Die Corona-Krise könnte den Wintertourismus auch im Allgäu durcheinanderwirbeln. Ob und wie die Bergbahnen geöffnet haben werden, kann wohl niemand mit letzter Sicherheit sagen. Selbst wenn der Betrieb durchgehend laufen sollte, dürfte es viele Skifahrer geben, die aus Angst vor einer Corona-Infektion den Gondel-Betrieb und die damit verbundenen Menschenmassen scheuen. Experten gehen davon aus, dass die Zahl der Menschen im "freien Skiraum" weiter zunimmt: Dazu gehören Skitourengeher und Schneeschuh-Wanderer. Doch auf was sollten sie beachten? Wir sprachen darüber mit dem Leiter der Lawinenwarnzentrale Bayern, Dr. Thomas Feistl.
Wie arbeitet die Lawinenwarnzentrale Bayern?
Dr. Feistl: Die Lawinenwarnzentrale Bayern ist im Bayerischen Landesamt für Umwelt angesiedelt. Sie koordiniert und organisiert den Lawinenwarndienst. Ab Dezember veröffentlichen wir täglich den Lawinenlagebericht, für den bayerischen Alpenraum. Unsere Zentrale in München hat sieben Mitarbeiter. Ganz wichtig ist der Bereich Ausbildung für uns: Wir schulen die insgesamt 350 Mitglieder der Lawinenkommission, die vor Ort ihre jeweilige Gemeinde beraten, sowie die 50 Beobachter, die uns in den Wintermonaten täglich mit Daten versorgen. Allein im Allgäu haben wir 15 Beobachter. mitteilen.
Wie schätzen Sie allgemein die Lawinengefahr in den Allgäuer Alpen ein?
Dr. Feistl: Die Allgäuer Alpen sind allein schon wegen ihrer Lage besonders. Wenn vollgeladene Regenwolken aus Nordwesten dort eintreffen, kann es zur sogenannten Nordstaulage kommen. Dieses Wetterphänomen im Gebirge bringt enorme Niederschlagsmengen - in Form von Starkregen oder eben Neuschnee. Dazu kommt, dass es im Allgäu viele steile Grashänge gibt. Das begünstigt den Abgang von Gleitschneelawinen, die sich selbst auslösen und die schwer vorherzusagen sind.

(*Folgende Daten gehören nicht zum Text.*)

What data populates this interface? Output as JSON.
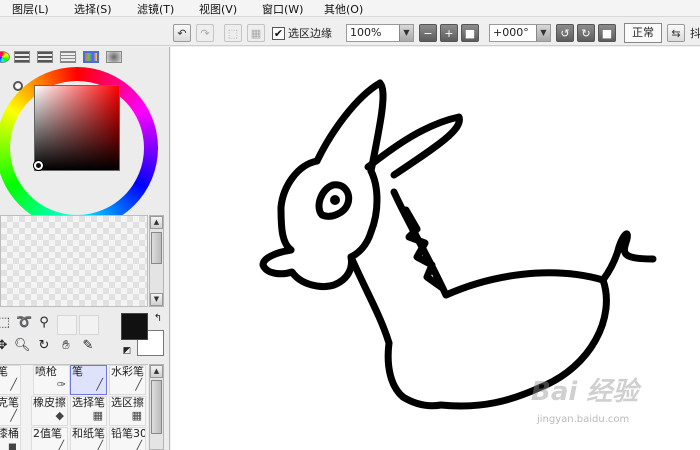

Bereits Ende September fiel in diesem Jahr in den Allgäuer Bergen kräftig Schnee. Wenig später folgte die erste Lawinenwarnung des Herbstes. Sind das Vorboten für einen heftigen Winter?
Dr. Feistl: Das lässt sich so nicht sagen. Der Schnee kann auch wieder wegschmelzen. Das müssen wir abwarten. Jeder Winter ist anders - auch was die Lawinengefahr betrifft. Im Durchschnitt verlieren pro Jahr ein bis zwei Menschen in Bayern ihr Leben in einer Lawine.
Wie wird sich die Corona-Krise auf den Wintersport auswirken?
Dr. Feistl: Darüber kann ich keine Aussage machen, das ist nicht unser Fachbereich. Ich denke, es wird ein spezieller Winter. Wir sind dafür gerüstet.
Was müssen Skitourengeher oder Schneeschuh-Wanderer in Bezug auf Lawinen beachten?
Dr. Feistl: Sie sollten immer das Wetter bei ihrer Planung einbeziehen und sich tagesaktuell über die Lawinenlage informieren: über die Internetseite des Lawinenwarndienstes, aber auch über Webcams oder Ansprechpartner wie Tourismusämter vor Ort. Anfängern empfiehlt sich, Touren mit erfahrenen Leuten zu unternehmen, beispielsweise mit Vereinsgruppen, und vorab an einem Lawinenkurs oder einem Lawinentag teilzunehmen.
Ab welcher Höhe ist besonders mit Lawinen zu rechnen?
Dr. Feistl: Die Höhenlage ist nicht ausschlaggebend, sondern die Hanglage. Ab einer Neigung von circa 30 Grad können Lawinen abgehen. Ohne entsprechendes Fachwissen sollte man sich nicht in steiles Gelände begeben.
Welche Sicherheitsausrüstung sollten Skitourengeher immer dabei haben?
Dr. Feistl: Lawinenverschütteten-Gerät, Sonde, Schaufel, Handy! Sonst hat man nur geringe Chancen in einer Lawine gefunden zu werden und kann vor allem Verschütteten nicht helfen. Allerdings sollte man immer bedenken: Die Sicherheitsausrüstung ist keine Garantie für eine Rettung. Deshalb sollte immer die Vorsicht ganz oben stehen.